The dual roles of peptidoglycans: NOD1 and NOD2 inversely regulate bone metabolism

Gut microbiota and microbial components are known to regulate bone metabolism. Peptidoglycan, a key Bacterial cell wall component, is recognized by NOD1 and NOD2. Muramyl dipeptide (MDP), a ligand for NOD2 found in most bacteria, increases bone mass by promoting bone formation via RUNX2 and β-catenin. However, the effects of NOD1 ligands, such as L-Ala-γ-D-glu-meso-diaminopimelic acid (TriDAP) from Gram-negative bacteria, remain poorly understood. Here, we demonstrate that, unlike MDP, TriDAP elicits bone resorption by decreasing osteoblast and RUNX2 levels and increasing osteoclasts in the distal femurs of mice intraperitoneally administered TriDAP. This treatment inhibited osteoblast differentiation by downregulating RUNX2 expression and also decreased the protein stability of RUNX2 by increasing its ubiquitination. TriDAP, but not MDP, reduced the expression of IκB and increased NF-κB transcriptional activity in osteoblasts.

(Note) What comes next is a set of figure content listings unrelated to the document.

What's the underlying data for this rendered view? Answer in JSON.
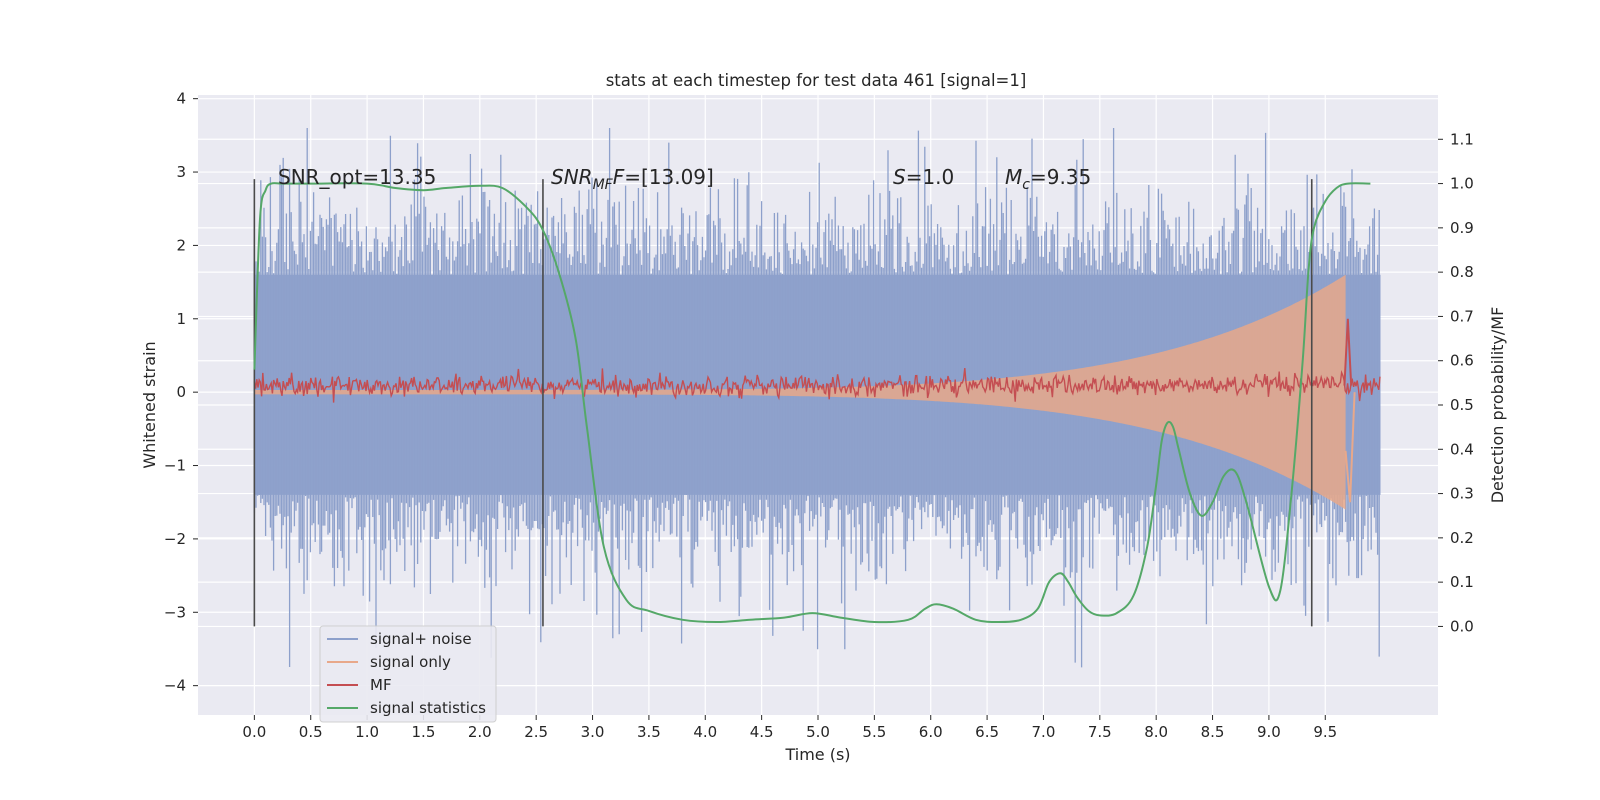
{
  "chart_data": {
    "type": "line",
    "title": "stats at each timestep for test data 461 [signal=1]",
    "xlabel": "Time (s)",
    "ylabel": "Whitened strain",
    "ylabel_right": "Detection probability/MF",
    "xlim": [
      -0.5,
      10.5
    ],
    "ylim": [
      -4.4,
      4.05
    ],
    "ylim_right": [
      -0.2,
      1.2
    ],
    "x_ticks": [
      "0.0",
      "0.5",
      "1.0",
      "1.5",
      "2.0",
      "2.5",
      "3.0",
      "3.5",
      "4.0",
      "4.5",
      "5.0",
      "5.5",
      "6.0",
      "6.5",
      "7.0",
      "7.5",
      "8.0",
      "8.5",
      "9.0",
      "9.5"
    ],
    "y_ticks": [
      "4",
      "3",
      "2",
      "1",
      "0",
      "−1",
      "−2",
      "−3",
      "−4"
    ],
    "y_ticks_right": [
      "1.1",
      "1.0",
      "0.9",
      "0.8",
      "0.7",
      "0.6",
      "0.5",
      "0.4",
      "0.3",
      "0.2",
      "0.1",
      "0.0"
    ],
    "grid": true,
    "legend_position": "lower-left",
    "legend": [
      "signal+ noise",
      "signal only",
      "MF",
      "signal statistics"
    ],
    "annotations": {
      "snr_opt": "SNR_opt=13.35",
      "snr_mf_math": "SNR",
      "snr_mf_sub": "MF",
      "snr_mf_text": "=[13.09]",
      "s_math": "S",
      "s_text": "=1.0",
      "mc_math": "M",
      "mc_sub": "c",
      "mc_text": "=9.35"
    },
    "vertical_lines_x": [
      0.0,
      2.56,
      9.38
    ],
    "colors": {
      "noise": "#8da0cb",
      "signal": "#e8a88a",
      "mf": "#c44e52",
      "stat": "#55a868",
      "background": "#eaeaf2",
      "vline": "#4a4a4a"
    },
    "series": [
      {
        "name": "signal statistics",
        "axis": "right",
        "x": [
          0.0,
          0.05,
          0.1,
          0.15,
          0.25,
          0.5,
          1.0,
          1.25,
          1.5,
          1.7,
          2.0,
          2.2,
          2.4,
          2.55,
          2.7,
          2.85,
          2.95,
          3.1,
          3.3,
          3.5,
          3.8,
          4.1,
          4.4,
          4.7,
          4.95,
          5.2,
          5.5,
          5.8,
          5.95,
          6.05,
          6.2,
          6.4,
          6.6,
          6.8,
          6.95,
          7.05,
          7.15,
          7.22,
          7.3,
          7.4,
          7.5,
          7.65,
          7.8,
          7.92,
          8.0,
          8.05,
          8.1,
          8.15,
          8.2,
          8.3,
          8.4,
          8.5,
          8.6,
          8.7,
          8.8,
          9.0,
          9.1,
          9.2,
          9.3,
          9.35,
          9.4,
          9.5,
          9.6,
          9.7,
          9.9
        ],
        "y": [
          0.58,
          0.92,
          0.985,
          1.0,
          1.0,
          1.0,
          1.0,
          0.99,
          0.985,
          0.99,
          0.995,
          0.99,
          0.95,
          0.9,
          0.8,
          0.65,
          0.45,
          0.18,
          0.06,
          0.035,
          0.015,
          0.01,
          0.015,
          0.02,
          0.03,
          0.02,
          0.01,
          0.015,
          0.04,
          0.05,
          0.04,
          0.015,
          0.01,
          0.015,
          0.04,
          0.1,
          0.12,
          0.1,
          0.065,
          0.035,
          0.025,
          0.03,
          0.07,
          0.18,
          0.32,
          0.42,
          0.46,
          0.45,
          0.4,
          0.3,
          0.25,
          0.28,
          0.34,
          0.35,
          0.28,
          0.09,
          0.08,
          0.3,
          0.6,
          0.8,
          0.9,
          0.96,
          0.99,
          1.0,
          1.0
        ]
      },
      {
        "name": "MF",
        "axis": "left",
        "baseline": 0.09,
        "noise_amplitude": 0.07,
        "peak": {
          "x": 9.7,
          "y": 1.0
        }
      },
      {
        "name": "signal only",
        "axis": "left",
        "amplitude_start": 0.03,
        "amplitude_end": 1.6,
        "merger_x": 9.68,
        "ringdown_min": -1.5
      },
      {
        "name": "signal+ noise",
        "axis": "left",
        "x_start": 0.0,
        "x_end": 9.99,
        "dense_band_upper": 1.6,
        "dense_band_lower": -1.4,
        "max_peak": 3.6,
        "min_trough": -4.0
      }
    ]
  }
}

The inhibition of osteoblast differentiation by TriDAP occurred through NF-κB activation and NOD1 recognition. TriDAP exhibited a marginal increase in osteoclast differentiation in the presence of RANKL, but it enhanced osteoclast differentiation in an osteoblast-osteoclast co-culture system. This suggests that TriDAP directly affects osteoblasts and indirectly affects osteoclasts. TriDAP did not induce osteoclast differentiation in the presence of NOD1-deficient osteoblasts. Other NOD1 ligands, C12-iE-DAP and C14-Tri-LAN-Gly, also inhibited osteoblastogenesis and promoted osteoclastogenesis, similar to TriDAP. Bacillus cereus peptidoglycan preferentially stimulates NOD1 but not NOD2, leading to increased bone resorption. In conclusion, activation of NOD1 in osteoblasts plays a role in regulating bone homeostasis by enhancing bone resorption.